After two decades of exponential increases, U.S. Veterans are now three times more likely to develop oropharyngeal cancer (OPC) than the general population and have shown persistently lower survival rates. VA scientists are looking to change this tragic trend with an innovative use of artificial intelligence (AI).
Because cancer treatment can be physically challenging and toxic to the body, a team of VA scientists across seven VA Medical Centers have begun a study that will exam the use of AI to help select treatment type and intensity for Veterans with OPC: a type of cancer that occurs in the mouth and throat.
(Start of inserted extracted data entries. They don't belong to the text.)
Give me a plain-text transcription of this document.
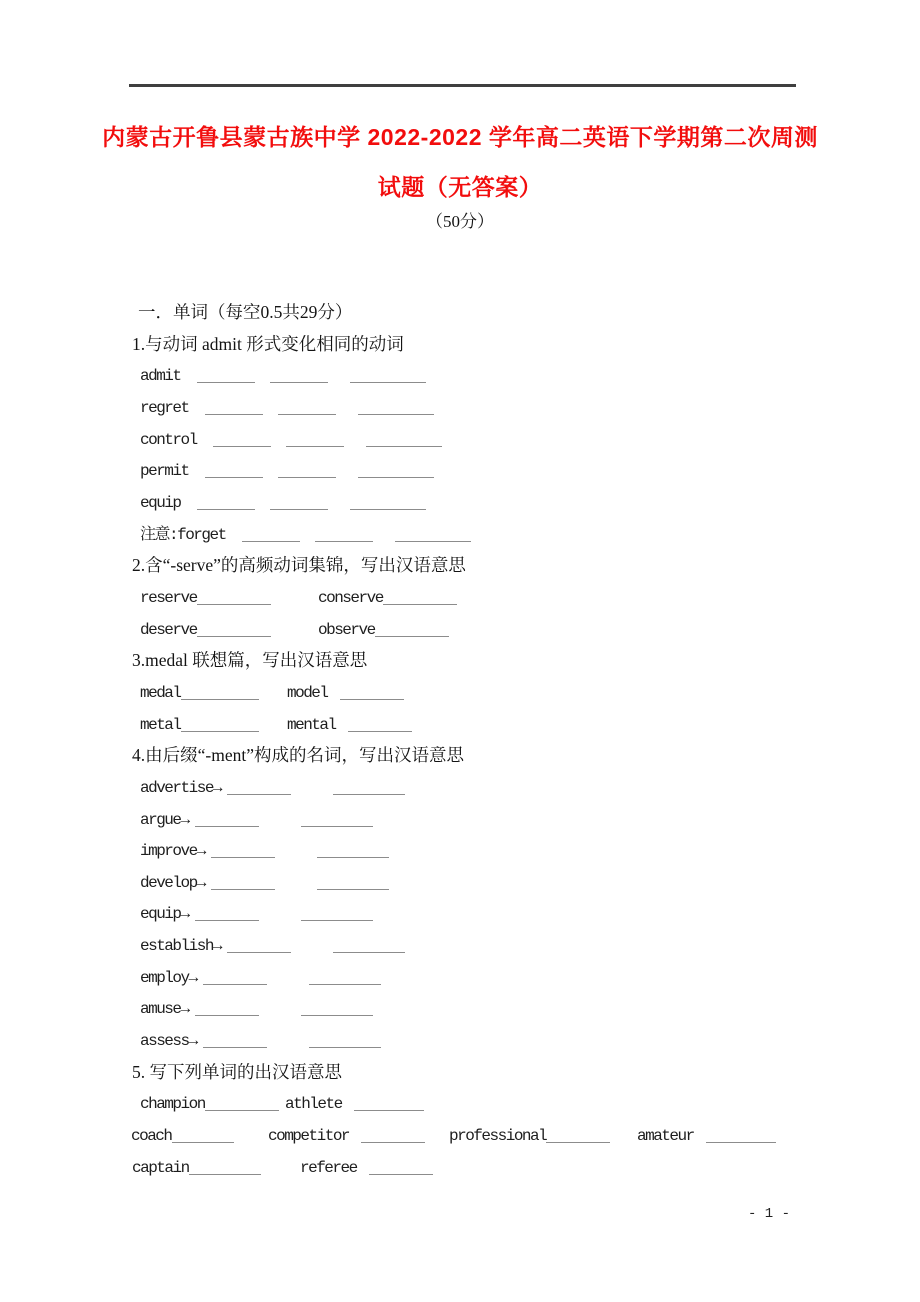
内蒙古开鲁县蒙古族中学 2022-2022 学年高二英语下学期第二次周测
试题（无答案）
（50分）
一．单词（每空0.5共29分）
1.与动词 admit 形式变化相同的动词
admit
regret
control
permit
equip
注意:forget
2.含“-serve”的高频动词集锦，写出汉语意思
reserve	conserve
deserve	observe
3.medal 联想篇，写出汉语意思
medal	model
metal	mental
4.由后缀“-ment”构成的名词，写出汉语意思
advertise→
argue→
improve→
develop→
equip→
establish→
employ→
amuse→
assess→
5. 写下列单词的出汉语意思
champion	athlete
coach	competitor	professional	amateur
captain	referee
- 1 -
“OPC biology and treatment response in the Veteran population differs from what is encountered in the broader U.S. population,” said Dr. Vlad C. Sandulache, co-lead for the study and surgeon at the Michael E. DeBakey VA Medical Center in Houston. “This multi-institutional effort is designed to leverage collaborations between oncologists, pathologists, radiologists and computer scientists to develop more effective precision oncology approaches to this deadly disease.”
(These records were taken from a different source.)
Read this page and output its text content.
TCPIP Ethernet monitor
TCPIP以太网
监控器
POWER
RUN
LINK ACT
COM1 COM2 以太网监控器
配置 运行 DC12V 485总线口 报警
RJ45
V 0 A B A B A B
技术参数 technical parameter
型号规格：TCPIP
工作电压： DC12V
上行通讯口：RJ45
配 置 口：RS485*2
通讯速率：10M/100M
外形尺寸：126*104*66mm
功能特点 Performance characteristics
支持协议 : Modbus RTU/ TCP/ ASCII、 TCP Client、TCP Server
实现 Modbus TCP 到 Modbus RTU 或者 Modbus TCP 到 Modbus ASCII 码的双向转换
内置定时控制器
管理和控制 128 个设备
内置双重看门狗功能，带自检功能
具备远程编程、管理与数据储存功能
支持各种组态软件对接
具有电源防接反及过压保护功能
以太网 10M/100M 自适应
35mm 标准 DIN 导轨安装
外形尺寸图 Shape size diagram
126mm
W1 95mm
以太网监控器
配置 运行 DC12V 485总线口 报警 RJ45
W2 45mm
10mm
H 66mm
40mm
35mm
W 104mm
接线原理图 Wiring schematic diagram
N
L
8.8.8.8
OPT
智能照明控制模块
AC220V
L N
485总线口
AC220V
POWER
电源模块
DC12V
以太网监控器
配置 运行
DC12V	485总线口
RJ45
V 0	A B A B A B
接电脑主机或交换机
The research team will use data on 1,000 Veterans with OPC and information from the Computer Vision and Machine Learning in Precision Oncology (CoMPL) hub to build and train an AI algorithm to assess chemo-radiation treatment response. The new platform will be called the AI-based Risk Stratification for Oropharyngeal Carcinomas (AIROC).
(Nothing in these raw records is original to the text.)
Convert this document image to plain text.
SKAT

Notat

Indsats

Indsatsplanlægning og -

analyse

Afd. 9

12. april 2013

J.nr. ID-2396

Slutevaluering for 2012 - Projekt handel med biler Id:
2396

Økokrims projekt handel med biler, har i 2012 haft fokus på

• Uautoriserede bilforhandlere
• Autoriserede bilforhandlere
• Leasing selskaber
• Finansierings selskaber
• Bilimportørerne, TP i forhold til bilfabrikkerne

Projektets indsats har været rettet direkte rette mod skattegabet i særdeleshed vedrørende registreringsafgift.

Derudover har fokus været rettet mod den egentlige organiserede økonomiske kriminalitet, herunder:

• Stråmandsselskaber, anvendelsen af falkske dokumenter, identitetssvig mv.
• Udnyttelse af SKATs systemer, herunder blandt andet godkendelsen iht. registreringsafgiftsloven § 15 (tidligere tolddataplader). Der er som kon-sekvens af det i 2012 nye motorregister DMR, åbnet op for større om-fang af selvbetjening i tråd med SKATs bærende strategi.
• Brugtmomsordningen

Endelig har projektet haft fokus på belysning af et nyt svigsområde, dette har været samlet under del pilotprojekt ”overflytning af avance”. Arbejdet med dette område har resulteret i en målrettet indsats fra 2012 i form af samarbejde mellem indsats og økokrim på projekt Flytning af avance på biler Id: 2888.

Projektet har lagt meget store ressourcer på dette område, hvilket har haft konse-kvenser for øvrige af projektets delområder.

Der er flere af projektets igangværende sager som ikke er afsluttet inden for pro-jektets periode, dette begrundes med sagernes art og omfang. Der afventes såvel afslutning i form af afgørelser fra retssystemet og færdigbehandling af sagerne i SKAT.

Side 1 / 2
Cancer is diagnosed in part through diagnostic images, like CT scans, and pathology slides made from tissue biopsies. Because the AIROC platform will use data that is collected in the normal course of cancer care for Veterans, when/if it is validated, it could be deployed across the VA health system with minimal costs or training.
The goal for AIROC is to develop algorithms that will assist pathologists and radiologists with their diagnoses and make it easier and more effective to assess disease pathology. According to Michael Gilkey, a data scientist at the Atlanta VA, computers make it possible to “zoom in” on information that the human eye can’t see, like the twistedness of blood vessels or the inside of a tumor.
A type of head and neck cancer, OPC is most often caused by infection with the human papilloma virus. HPV infection, which is a common sexually transmitted disease, causes 70% of OPC cancer cases, according to the Centers for Disease Control.
Some individuals can safely undergo less-intensive treatment for their OPC and still have good outcomes, but deciding who might benefit from that approach is difficult. That is why the research team will develop a special computing platform that can review biomarkers like CT scans and pathology slides and integrate that information with Veterans’ clinical data to predict treatment response. These programs will be able to review medical data and select patients who have a greater likelihood of benefiting from a lower treatment intensity for their cancer.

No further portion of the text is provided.